AlphaLink2: Integrating crosslinking MS data into Uni-Fold-Multimer
Creative Commons Attribution 4.0 International
42 stars 11 forks source link

Cross link input #3

Open roivant-matts opened 1 year ago

roivant-matts commented 1 year ago

Hello, Thanks for this excellent project. For technical reproducibility, are you able to share the RpoA-RpoC cross-links csv or pkl dictionary? I wasn't able to find in the paper/supplements etc

lhatsk commented 1 year ago

The crosslinks are from this paper (Data Availability): https://www.embopress.org/doi/full/10.15252/msb.202311544

RPOA-RPOC.pkl.gz

roivant-matts commented 1 year ago

Thanks and I gather the CSV format is 1-based, but the dictionary is 0 based? I guess expected, but I needed to add FDR values to above to get the prediction.

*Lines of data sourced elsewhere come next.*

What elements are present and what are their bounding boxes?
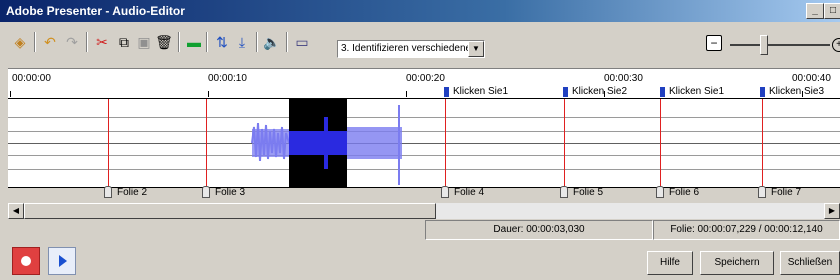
record-button[interactable] (12, 247, 40, 275)
ruler-label: 00:00:30 (604, 73, 643, 84)
slide-marker[interactable]: Folie 5 (560, 186, 603, 198)
play-button[interactable] (48, 247, 76, 275)
slide-marker[interactable]: Folie 3 (202, 186, 245, 198)
ruler-label: 00:00:00 (12, 73, 51, 84)
marker[interactable]: Klicken Sie2 (563, 86, 627, 97)
zoom-in-icon[interactable]: + (832, 38, 840, 52)
close-button[interactable]: Schließen (780, 251, 840, 275)
slide-marker[interactable]: Folie 6 (656, 186, 699, 198)
scrollbar-thumb[interactable] (24, 203, 436, 219)
import-icon[interactable]: ◈ (10, 32, 30, 52)
horizontal-scrollbar[interactable]: ◀ ▶ (8, 203, 840, 219)
chevron-down-icon[interactable]: ▼ (468, 41, 484, 57)
cut-icon[interactable]: ✂ (92, 32, 112, 52)
marker[interactable]: Klicken Sie1 (660, 86, 724, 97)
help-button[interactable]: Hilfe (647, 251, 693, 275)
zoom-out-icon[interactable]: − (706, 35, 722, 51)
undo-icon[interactable]: ↶ (40, 32, 60, 52)
title-bar: Adobe Presenter - Audio-Editor _ □ (0, 0, 840, 22)
waveform-area[interactable] (8, 98, 840, 188)
slide-time-status: Folie: 00:00:07,229 / 00:00:12,140 (653, 220, 840, 240)
ruler-label: 00:00:10 (208, 73, 247, 84)
marker[interactable]: Klicken Sie1 (444, 86, 508, 97)
copy-icon[interactable]: ⧉ (114, 32, 134, 52)
ruler-label: 00:00:20 (406, 73, 445, 84)
redo-icon[interactable]: ↷ (62, 32, 82, 52)
slide-select[interactable]: 3. Identifizieren verschiedener ▼ (337, 40, 485, 58)
delete-icon[interactable]: 🗑 (154, 32, 174, 52)
zoom-slider-track[interactable] (730, 44, 830, 46)
slide-marker[interactable]: Folie 2 (104, 186, 147, 198)
slide-marker[interactable]: Folie 7 (758, 186, 801, 198)
marker[interactable]: Klicken Sie3 (760, 86, 824, 97)
insert-silence-icon[interactable]: ▬ (184, 32, 204, 52)
caption-icon[interactable]: ▭ (292, 32, 312, 52)
minimize-button[interactable]: _ (806, 3, 824, 19)
save-button[interactable]: Speichern (700, 251, 774, 275)
slide-marker[interactable]: Folie 4 (441, 186, 484, 198)
insert-marker-icon[interactable]: ⤓ (232, 32, 252, 52)
waveform (251, 105, 402, 185)
scroll-left-icon[interactable]: ◀ (8, 203, 24, 219)
slide-select-value: 3. Identifizieren verschiedener (341, 43, 475, 54)
ruler-label: 00:00:40 (792, 73, 831, 84)
speaker-icon[interactable]: 🔈 (262, 32, 282, 52)
zoom-slider-thumb[interactable] (760, 35, 768, 55)
duration-status: Dauer: 00:00:03,030 (425, 220, 653, 240)
adjust-volume-icon[interactable]: ⇅ (212, 32, 232, 52)
window-title: Adobe Presenter - Audio-Editor (6, 4, 185, 18)
maximize-button[interactable]: □ (824, 3, 840, 19)
scroll-right-icon[interactable]: ▶ (824, 203, 840, 219)
paste-icon[interactable]: ▣ (134, 32, 154, 52)
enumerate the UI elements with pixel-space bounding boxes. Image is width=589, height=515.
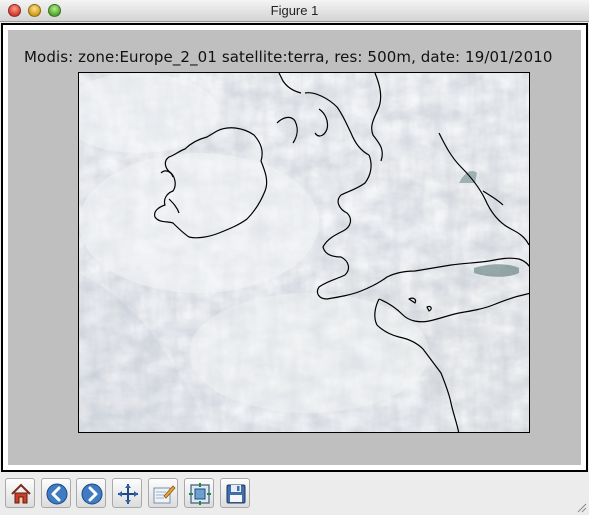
zoom-rect-icon (153, 485, 176, 504)
figure-canvas: Modis: zone:Europe_2_01 satellite:terra,… (3, 25, 586, 470)
window-titlebar: Figure 1 (0, 0, 589, 22)
window-title: Figure 1 (270, 3, 319, 18)
forward-button[interactable] (76, 478, 106, 508)
satellite-image (79, 73, 529, 432)
home-icon (11, 483, 31, 504)
figure-canvas-frame: Modis: zone:Europe_2_01 satellite:terra,… (1, 23, 588, 472)
floppy-disk-icon (226, 484, 246, 504)
forward-arrow-icon (81, 483, 103, 505)
figure-title: Modis: zone:Europe_2_01 satellite:terra,… (24, 48, 553, 66)
navigation-toolbar (0, 474, 589, 515)
pan-button[interactable] (112, 478, 142, 508)
back-arrow-icon (46, 483, 68, 505)
back-button[interactable] (41, 478, 71, 508)
subplots-button[interactable] (184, 478, 214, 508)
subplots-config-icon (189, 483, 211, 505)
satellite-image-axes[interactable] (78, 72, 530, 433)
save-button[interactable] (220, 478, 250, 508)
resize-grip-icon[interactable] (575, 501, 587, 513)
pan-move-icon (118, 484, 138, 504)
figure-background: Modis: zone:Europe_2_01 satellite:terra,… (8, 30, 581, 465)
zoom-button[interactable] (148, 478, 178, 508)
home-button[interactable] (5, 478, 35, 508)
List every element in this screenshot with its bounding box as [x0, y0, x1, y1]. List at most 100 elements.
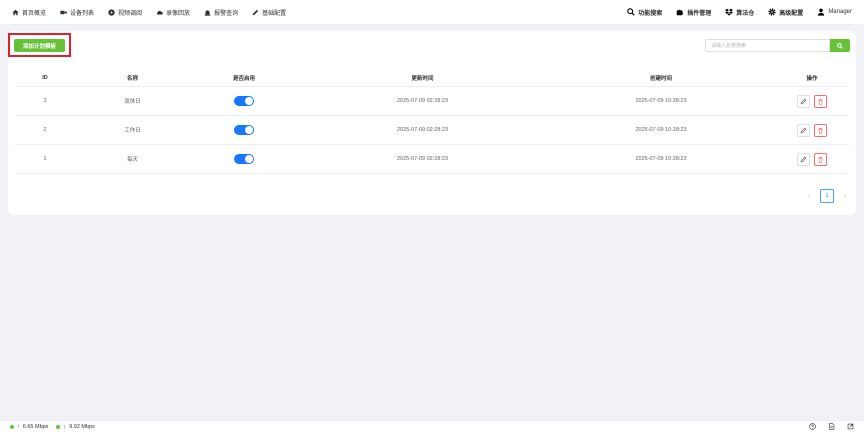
cell-ops [775, 94, 849, 108]
enabled-toggle[interactable] [234, 125, 254, 135]
cell-updated: 2025-07-09 02:28:23 [396, 127, 449, 133]
cell-ops [775, 123, 849, 137]
nav-item-alarm-query[interactable]: 报警查询 [204, 8, 238, 17]
cell-enabled [190, 125, 298, 135]
nav-label: 插件管理 [687, 10, 712, 17]
cell-updated: 2025-07-09 02:28:23 [396, 98, 449, 104]
search-button[interactable] [830, 39, 850, 52]
edit-button[interactable] [797, 94, 810, 108]
nav-label: 录像回放 [166, 10, 191, 17]
nav-item-plugin-management[interactable]: 插件管理 [676, 8, 711, 17]
trash-icon [818, 156, 823, 163]
nav-label: 功能搜索 [638, 10, 663, 17]
nav-item-basic-config[interactable]: 基础配置 [252, 8, 286, 17]
enabled-toggle[interactable] [234, 96, 254, 106]
document-icon[interactable] [828, 423, 835, 430]
puzzle-icon [677, 9, 684, 16]
status-dot [56, 424, 61, 429]
nav-item-home[interactable]: 首页概览 [12, 8, 46, 17]
help-icon[interactable] [809, 423, 816, 430]
trash-icon [818, 98, 823, 105]
user-menu[interactable]: Manager [817, 8, 852, 16]
edit-button[interactable] [797, 123, 810, 137]
schedule-template-card: 添加计划模板 ID 名称 是否启用 更新时间 创建时间 操作 3 双休日 202… [8, 31, 856, 215]
cell-created: 2025-07-09 10:28:23 [635, 156, 687, 162]
page-number-current[interactable]: 1 [820, 189, 834, 203]
header-ops: 操作 [806, 75, 818, 82]
status-actions [809, 423, 854, 430]
edit-button[interactable] [797, 152, 810, 166]
cloud-icon [157, 10, 163, 15]
cell-id: 3 [43, 98, 47, 104]
nav-item-function-search[interactable]: 功能搜索 [627, 8, 662, 17]
cell-name: 每天 [126, 157, 138, 163]
header-name: 名称 [126, 75, 138, 82]
edit-icon [252, 9, 259, 15]
trash-icon [818, 127, 823, 134]
upload-speed-value: 6.65 Mbps [22, 423, 49, 430]
enabled-toggle[interactable] [234, 154, 254, 164]
play-circle-icon [108, 8, 115, 16]
search-icon [627, 8, 635, 16]
user-name: Manager [828, 9, 852, 15]
header-enabled: 是否启用 [232, 75, 255, 82]
nav-item-device-list[interactable]: 设备列表 [60, 8, 94, 17]
table-row: 3 双休日 2025-07-09 02:28:23 2025-07-09 10:… [15, 87, 849, 116]
nav-label: 高级配置 [779, 10, 804, 17]
edit-icon [800, 156, 807, 162]
delete-button[interactable] [814, 94, 827, 108]
header-id: ID [42, 74, 48, 81]
alarm-icon [204, 9, 211, 16]
gear-icon [768, 8, 776, 16]
delete-button[interactable] [814, 152, 827, 166]
cell-created: 2025-07-09 10:28:23 [635, 98, 687, 104]
nav-label: 视频调阅 [118, 10, 143, 17]
cell-name: 双休日 [124, 99, 141, 105]
cell-created: 2025-07-09 10:28:23 [635, 127, 687, 133]
cell-updated: 2025-07-09 02:28:23 [396, 156, 449, 162]
search-input[interactable] [705, 39, 830, 52]
table-row: 2 工作日 2025-07-09 02:28:23 2025-07-09 10:… [15, 116, 849, 145]
nav-item-video-view[interactable]: 视频调阅 [108, 8, 142, 17]
nav-label: 报警查询 [214, 10, 239, 17]
upload-speed: ↑ 6.65 Mbps [10, 424, 48, 430]
nav-label: 设备列表 [70, 10, 95, 17]
nav-item-advanced-config[interactable]: 高级配置 [768, 8, 803, 17]
download-speed: ↓ 9.92 Mbps [56, 423, 95, 430]
main-nav: 首页概览 设备列表 视频调阅 录像回放 报警查询 基础配置 [12, 8, 286, 17]
download-speed-value: 9.92 Mbps [69, 423, 95, 430]
arrow-down-icon: ↓ [63, 423, 67, 430]
export-icon[interactable] [847, 423, 854, 430]
table-row: 1 每天 2025-07-09 02:28:23 2025-07-09 10:2… [15, 145, 849, 174]
utility-nav: 功能搜索 插件管理 算法仓 高级配置 Manager [627, 8, 852, 17]
nav-item-algorithm-store[interactable]: 算法仓 [725, 8, 754, 17]
home-icon [12, 9, 19, 15]
next-page-button[interactable]: › [840, 193, 850, 200]
user-icon [818, 8, 825, 16]
nav-label: 基础配置 [262, 10, 287, 17]
nav-label: 首页概览 [22, 10, 47, 17]
arrow-up-icon: ↑ [17, 423, 20, 430]
search-icon [837, 42, 843, 49]
top-nav-bar: 首页概览 设备列表 视频调阅 录像回放 报警查询 基础配置 功能搜索 插件管理 … [0, 0, 864, 25]
nav-item-playback[interactable]: 录像回放 [156, 8, 190, 17]
edit-icon [800, 98, 807, 104]
pagination: ‹ 1 › [804, 189, 850, 203]
edit-icon [800, 127, 807, 133]
video-camera-icon [60, 10, 67, 14]
cell-name: 工作日 [124, 128, 141, 134]
schedule-template-table: ID 名称 是否启用 更新时间 创建时间 操作 3 双休日 2025-07-09… [15, 69, 849, 174]
status-bar: ↑ 6.65 Mbps ↓ 9.92 Mbps [0, 420, 864, 432]
cell-id: 2 [43, 127, 47, 133]
add-schedule-template-button[interactable]: 添加计划模板 [14, 39, 65, 52]
status-dot [10, 424, 14, 429]
dropbox-icon [725, 8, 734, 16]
cell-ops [775, 152, 849, 166]
delete-button[interactable] [814, 123, 827, 137]
cell-id: 1 [43, 156, 47, 162]
header-updated: 更新时间 [411, 75, 434, 82]
cell-enabled [190, 96, 298, 106]
prev-page-button[interactable]: ‹ [804, 193, 814, 200]
header-created: 创建时间 [649, 75, 672, 82]
table-header: ID 名称 是否启用 更新时间 创建时间 操作 [15, 69, 849, 87]
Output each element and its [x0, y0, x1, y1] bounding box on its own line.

lhatsk commented 1 year ago

Yes, CSV format is 1-based, and dictionary 0-based. Sorry, about the missing FDR, my internal set-up is a little different and has a fixed FDR.

roivant-matts commented 1 year ago

Thanks - I am rerunning to be sure I didn't have a mixup, but I found using the v2 params with and without cross-links (e.g. an empty {} pkl.gz) I get the same structure. (both match the reference PDB closely - e.g. superimposing al2 chain B (rpoc) on chain D of the reference). Is my approach to use an empty dictionary as a baseline appropriate in your view? edit: I am using FDR 0.20 on all the links you shared.

lhatsk commented 1 year ago

Yes, that works as a baseline. We used an FDR of 0.05 but it doesn't matter here.

We noticed the same thing last week. Increasing the crop size during fine-tuning seems to already improve the RpoA-RpoC prediction sometimes. In our runs, 5/10 failed without crosslinks, whereas 10/10 succeeded with crosslinks so similar to the other experiments they allow us to focus sampling on the interesting regions.

On the CASP data, it didn't seem to have a big effect (see extended data figure 3 in the v2 paper supplement).

roivant-matts commented 9 months ago

For the figure 3 data do you recall if the v2.2.4 or v2.3.0 weights are used for the alphafold predictions? I noticed in their release notes for v2.3.0 they also increased crop size to 640AA. Apologies for lag in coming back to this thread - some other testing brought it back to my mind.

lhatsk commented 8 months ago

Sorry for the late response!

For Figure 3 (the Cullin4 data) we switched to v2.3.0 for AlphaFold and AlphaLink because the other networks were not able to produce meaningful predictions. Essentially the structures were just floating in space (disconnected). v2.3.0 performs much better for larger complexes.